Cały czas nie mogę się do tego wszystkiego przyzwyczaić, zarówno w pracy, jak i w życiu – mówi z kolei Strzelczyk. – Najgorszy jest brak bezpośredniego kontaktu z piłkarzami i trenerami. Przez maseczki i dystans, bardzo często nie słychać, co mówię. Bardzo utrudnia to płynność rozmowy. Staramy się jak najlepiej to organizować, ale cały czas jest to duże utrudnienie. Reżim to reżim i trzeba go przestrzegać, niemniej przez to, że to zawsze była praca kontaktowa, bardzo zmieniła ona swoją formę.  

Zdany egzamin

Jednym z argumentów przeciw wznowieniu rozgrywek sportowych, były wątpliwości czy kluby będą w stanie podołać organizacyjnie w kwestii zapewnienia bezpieczeństwa ich uczestnikom. Jak po prawie roku od funkcjonowania w zaostrzonym rygorze na stadionach, widzą to reporterzy Canal +? Czy organizatorzy podołali zadaniu? – Myślę, że tak. Ja przynajmniej na meczach czuję się bezpieczna – nie ma wątpliwości Wieszczycka.

Podobne spostrzeżenia ma Ignacik: – Kluby egzamin zdały w 100%. Gdyby tak nie było, pewnie byłyby problemy z dokończeniem rozgrywek.
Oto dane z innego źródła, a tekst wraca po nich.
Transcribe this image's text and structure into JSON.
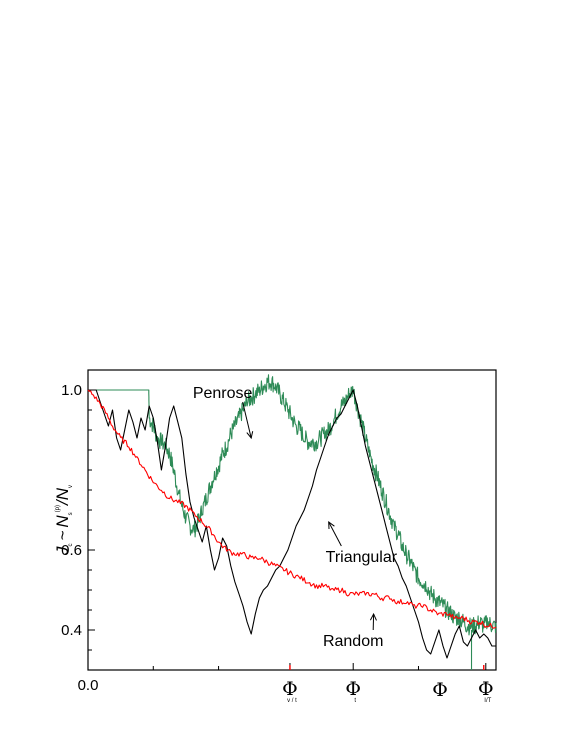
{
  "chart_data": {
    "type": "line",
    "title": "",
    "xlabel": "Φ",
    "xlim": [
      0,
      1.0
    ],
    "ylim": [
      0.3,
      1.05
    ],
    "grid": false,
    "y_ticks": [
      "1.0",
      "0.6",
      "0.4"
    ],
    "y_tick_values": [
      1.0,
      0.6,
      0.4
    ],
    "y_minor_ticks": [
      0.35,
      0.45,
      0.5,
      0.55,
      0.65,
      0.7,
      0.75,
      0.8,
      0.85,
      0.9,
      0.95
    ],
    "x_ticks": [
      {
        "x": 0.0,
        "label": "0.0",
        "symbol": "",
        "sub": ""
      },
      {
        "x": 0.495,
        "label": "",
        "symbol": "Φ",
        "sub": "v / t"
      },
      {
        "x": 0.65,
        "label": "",
        "symbol": "Φ",
        "sub": "t"
      },
      {
        "x": 0.975,
        "label": "",
        "symbol": "Φ",
        "sub": "I/T"
      }
    ],
    "x_minor_ticks": [
      0.16,
      0.32,
      0.81
    ],
    "ylabel": {
      "J": "J",
      "J_sub": "c",
      "tilde": "~",
      "N": "N",
      "N_sub": "s",
      "N_sup": "(p)",
      "slash": "/N",
      "slash_sub": "v"
    },
    "series": [
      {
        "name": "Penrose",
        "color": "#2e8b57",
        "x": [
          0,
          0.04,
          0.08,
          0.12,
          0.149,
          0.15,
          0.16,
          0.17,
          0.18,
          0.19,
          0.2,
          0.21,
          0.22,
          0.23,
          0.24,
          0.25,
          0.26,
          0.27,
          0.28,
          0.29,
          0.3,
          0.31,
          0.32,
          0.33,
          0.34,
          0.35,
          0.36,
          0.37,
          0.38,
          0.39,
          0.4,
          0.41,
          0.42,
          0.43,
          0.44,
          0.45,
          0.46,
          0.47,
          0.48,
          0.49,
          0.5,
          0.51,
          0.52,
          0.53,
          0.54,
          0.55,
          0.56,
          0.57,
          0.58,
          0.59,
          0.6,
          0.61,
          0.62,
          0.63,
          0.64,
          0.65,
          0.66,
          0.67,
          0.68,
          0.69,
          0.7,
          0.71,
          0.72,
          0.73,
          0.74,
          0.75,
          0.76,
          0.77,
          0.78,
          0.79,
          0.8,
          0.81,
          0.82,
          0.83,
          0.84,
          0.85,
          0.86,
          0.87,
          0.88,
          0.89,
          0.9,
          0.91,
          0.92,
          0.93,
          0.94,
          0.95,
          0.96,
          0.97,
          0.98,
          0.99,
          1.0
        ],
        "y": [
          1.0,
          1.0,
          1.0,
          1.0,
          1.0,
          0.93,
          0.91,
          0.88,
          0.87,
          0.86,
          0.84,
          0.8,
          0.75,
          0.71,
          0.68,
          0.66,
          0.65,
          0.67,
          0.7,
          0.73,
          0.76,
          0.79,
          0.81,
          0.84,
          0.86,
          0.89,
          0.91,
          0.93,
          0.95,
          0.97,
          0.98,
          0.99,
          1.0,
          1.01,
          1.02,
          1.02,
          1.01,
          0.99,
          0.97,
          0.95,
          0.93,
          0.91,
          0.9,
          0.88,
          0.87,
          0.87,
          0.87,
          0.88,
          0.89,
          0.9,
          0.92,
          0.94,
          0.96,
          0.97,
          0.99,
          1.0,
          0.96,
          0.92,
          0.88,
          0.84,
          0.81,
          0.78,
          0.75,
          0.72,
          0.69,
          0.66,
          0.64,
          0.61,
          0.59,
          0.57,
          0.55,
          0.53,
          0.52,
          0.51,
          0.49,
          0.48,
          0.47,
          0.46,
          0.45,
          0.44,
          0.43,
          0.43,
          0.42,
          0.41,
          0.41,
          0.41,
          0.42,
          0.41,
          0.42,
          0.41,
          0.41
        ]
      },
      {
        "name": "Triangular",
        "color": "#000000",
        "x": [
          0,
          0.02,
          0.03,
          0.04,
          0.05,
          0.06,
          0.07,
          0.08,
          0.09,
          0.1,
          0.11,
          0.12,
          0.13,
          0.14,
          0.15,
          0.16,
          0.17,
          0.18,
          0.19,
          0.2,
          0.21,
          0.22,
          0.23,
          0.24,
          0.25,
          0.26,
          0.27,
          0.28,
          0.29,
          0.3,
          0.31,
          0.32,
          0.33,
          0.34,
          0.35,
          0.36,
          0.37,
          0.38,
          0.39,
          0.4,
          0.41,
          0.42,
          0.43,
          0.44,
          0.45,
          0.46,
          0.47,
          0.48,
          0.49,
          0.5,
          0.51,
          0.52,
          0.53,
          0.54,
          0.55,
          0.56,
          0.57,
          0.58,
          0.59,
          0.6,
          0.61,
          0.62,
          0.63,
          0.64,
          0.65,
          0.66,
          0.67,
          0.68,
          0.69,
          0.7,
          0.71,
          0.72,
          0.73,
          0.74,
          0.75,
          0.76,
          0.77,
          0.78,
          0.79,
          0.8,
          0.81,
          0.82,
          0.83,
          0.84,
          0.85,
          0.86,
          0.87,
          0.88,
          0.89,
          0.9,
          0.91,
          0.92,
          0.93,
          0.94,
          0.95,
          0.96,
          0.97,
          0.98,
          0.99,
          1.0
        ],
        "y": [
          1.0,
          1.0,
          0.97,
          0.94,
          0.91,
          0.95,
          0.88,
          0.85,
          0.9,
          0.95,
          0.92,
          0.88,
          0.93,
          0.9,
          0.96,
          0.93,
          0.87,
          0.8,
          0.86,
          0.93,
          0.96,
          0.92,
          0.88,
          0.79,
          0.72,
          0.68,
          0.65,
          0.62,
          0.66,
          0.6,
          0.55,
          0.58,
          0.63,
          0.61,
          0.56,
          0.52,
          0.49,
          0.46,
          0.42,
          0.39,
          0.44,
          0.48,
          0.5,
          0.51,
          0.53,
          0.55,
          0.56,
          0.58,
          0.6,
          0.63,
          0.66,
          0.68,
          0.7,
          0.73,
          0.76,
          0.8,
          0.83,
          0.86,
          0.89,
          0.91,
          0.93,
          0.94,
          0.96,
          0.98,
          1.0,
          0.96,
          0.91,
          0.86,
          0.82,
          0.78,
          0.74,
          0.7,
          0.66,
          0.62,
          0.58,
          0.56,
          0.53,
          0.51,
          0.48,
          0.45,
          0.42,
          0.38,
          0.35,
          0.34,
          0.37,
          0.4,
          0.36,
          0.33,
          0.36,
          0.39,
          0.41,
          0.37,
          0.36,
          0.38,
          0.4,
          0.38,
          0.39,
          0.38,
          0.36,
          0.36
        ]
      },
      {
        "name": "Random",
        "color": "#ff0000",
        "x": [
          0,
          0.02,
          0.04,
          0.06,
          0.08,
          0.1,
          0.12,
          0.14,
          0.16,
          0.18,
          0.2,
          0.22,
          0.24,
          0.26,
          0.28,
          0.3,
          0.32,
          0.34,
          0.36,
          0.38,
          0.4,
          0.42,
          0.44,
          0.46,
          0.48,
          0.5,
          0.52,
          0.54,
          0.56,
          0.58,
          0.6,
          0.62,
          0.64,
          0.66,
          0.68,
          0.7,
          0.72,
          0.74,
          0.76,
          0.78,
          0.8,
          0.82,
          0.84,
          0.86,
          0.88,
          0.9,
          0.92,
          0.94,
          0.96,
          0.98,
          1.0
        ],
        "y": [
          1.0,
          0.98,
          0.95,
          0.91,
          0.88,
          0.86,
          0.83,
          0.8,
          0.77,
          0.75,
          0.73,
          0.72,
          0.71,
          0.69,
          0.67,
          0.65,
          0.62,
          0.6,
          0.59,
          0.59,
          0.58,
          0.58,
          0.57,
          0.56,
          0.55,
          0.54,
          0.53,
          0.52,
          0.51,
          0.51,
          0.5,
          0.5,
          0.49,
          0.49,
          0.49,
          0.49,
          0.48,
          0.48,
          0.47,
          0.47,
          0.46,
          0.46,
          0.45,
          0.44,
          0.44,
          0.43,
          0.43,
          0.42,
          0.42,
          0.41,
          0.41
        ]
      }
    ],
    "annotations": [
      {
        "text": "Penrose",
        "series": "Penrose",
        "label_x": 0.33,
        "label_y": 0.98,
        "arrow_x": 0.4,
        "arrow_y": 0.88
      },
      {
        "text": "Triangular",
        "series": "Triangular",
        "label_x": 0.67,
        "label_y": 0.57,
        "arrow_x": 0.59,
        "arrow_y": 0.67
      },
      {
        "text": "Random",
        "series": "Random",
        "label_x": 0.65,
        "label_y": 0.36,
        "arrow_x": 0.7,
        "arrow_y": 0.44
      }
    ]
  }
}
A tak wszystko odbyło się bezboleśnie. Zdaje sobie oczywiście sprawę, że niektóre spotkania były przekładane, ale taka była konieczność, jeśli ktoś w ostatniej chwili dowiadywał się o zarażeniach. A takim podsumowaniem działań klubów ekstraklasy czy też naszej stacji jest fakt, że karawana jedzie dalej. Oczywiście w trudniejszych warunkach, bez kibiców, z dużymi obostrzeniami, ale to się odbywa, więc wydaje mi się, że wszyscy stają na wysokości zadania. I marzy mi się, aby już więcej nikt nie musiał na tej wysokości zadania stawać i żeby to wszystko jak najszybciej wróciło do normy.

Ze swoim kolegą zgadza się również Strzelczyk: – Nie odstajemy od innych lig, przede wszystkim od Bundesligi, która jest dla nas najlepszym przykładem. Kluby przestrzegały przepisów, w momencie gdy pojawiało się jakiekolwiek zagrożenie, niepewność, taka informacja od razu szła wyżej, a dana osoba była izolowana. Pod względem rzetelności i skrupulatności z pewnością jesteśmy w czołówce.